Por outro lado, existem cenários ainda possíveis para além da manifestação do
STF, sendo o primeiro de viés conservador, através do simples cumprimento da
decisão proferida pelo TCU e aceitação da delimitação do perímetro do Jardim
Botânico na forma apresentada pelo MMA, JBRJ e MPOG.
Neste cenário, prevalecerá o discurso ambientalista, encampado
oportunamente por todos aqueles a quem não interessa ter como vizinhos na área
do Jardim Botânico, um contingente de moradores desprovidos de recursos
financeiros.
Um cenário intermediário seria a revisão da delimitação do perímetro do Jardim
Botânico na forma apresentada pelo MMA, JBRJ e MPOG, permitindo que seja
autorizada a permanência de um maior número de famílias nas áreas que ocupam
177

atualmente. A solução seria negociada com concessões recíprocas. Se por um lado


não prevaleceria a proposta de regularização defendida inicialmente pela SPU com
base nos estudos elaborados pela UFRJ, por outro, não seria simplesmente imposta
a delimitação de perímetro do Jardim Botânico atualmente em vigor.
Tal situação não representaria o cenário ideal para nenhuma das partes em
conflito, mas teríamos a construção de um cenário possível para evitar a prevalência
absoluta do paradigma formal legalista adotada pelo Poder Judiciário e pela Corte de
Contas.
Caso mantida a delimitação do perímetro do Jardim Botânico na forma
apresentada pelo MMA, JBRJ e MPOG, um cenário que se apresenta é a
permanência dos moradores, até que sejam disponibilizadas novos imóveis para
realocação dos mesmos nas proximidades da Comunidade do Horto.
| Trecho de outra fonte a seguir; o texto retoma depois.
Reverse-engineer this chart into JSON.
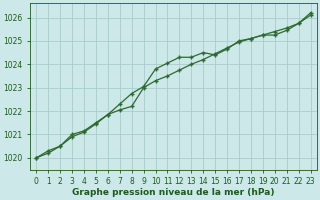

Um outro cenário possível seria uma posição do Governo Federal compreender
o estabelecimento de uma nova ordem jurídico-institucional criada após a
Constituição Federal de 1988, na qual devem ser observadas as funções
socioambiental da propriedade e da cidade, bem como dar efetividade ao Estatuto
da Cidade e acima de tudo perceber que é necessário atentar para a função social
da propriedade pública.
Neste cenário, far-se-ia necessário estabelecer uma ação integrada entre o
MMA, responsável pela política ambiental, entre o MPGO, via SPU, responsável pela
gestão do patrimônio da União e finalmente o Ministério das Cidades, responsável
pela elaboração de políticas públicas no campo da regularização fundiária.
Este cenário não prevê que o Jardim Botânico do Rio de Janeiro seja
transformado em um grande loteamento, mas sim que lá permaneçam nas áreas
passíveis de regularização, os moradores que já estão integrados há várias
décadas.
Os cenários acima não tem a pretensão de esgotar universo de soluções
possíveis para a questão, mas são traçados à luz dos elementos analisados na
pesquisa, principalmente considerando a atuação dos múltiplos atores.
A regularização fundiária envolvendo a Comunidade do Horto denota que o
processo está permeado por contradições, disputas, alianças e conflitos, mas uma
coisa é certa, não há como neste momento prever o fim da história.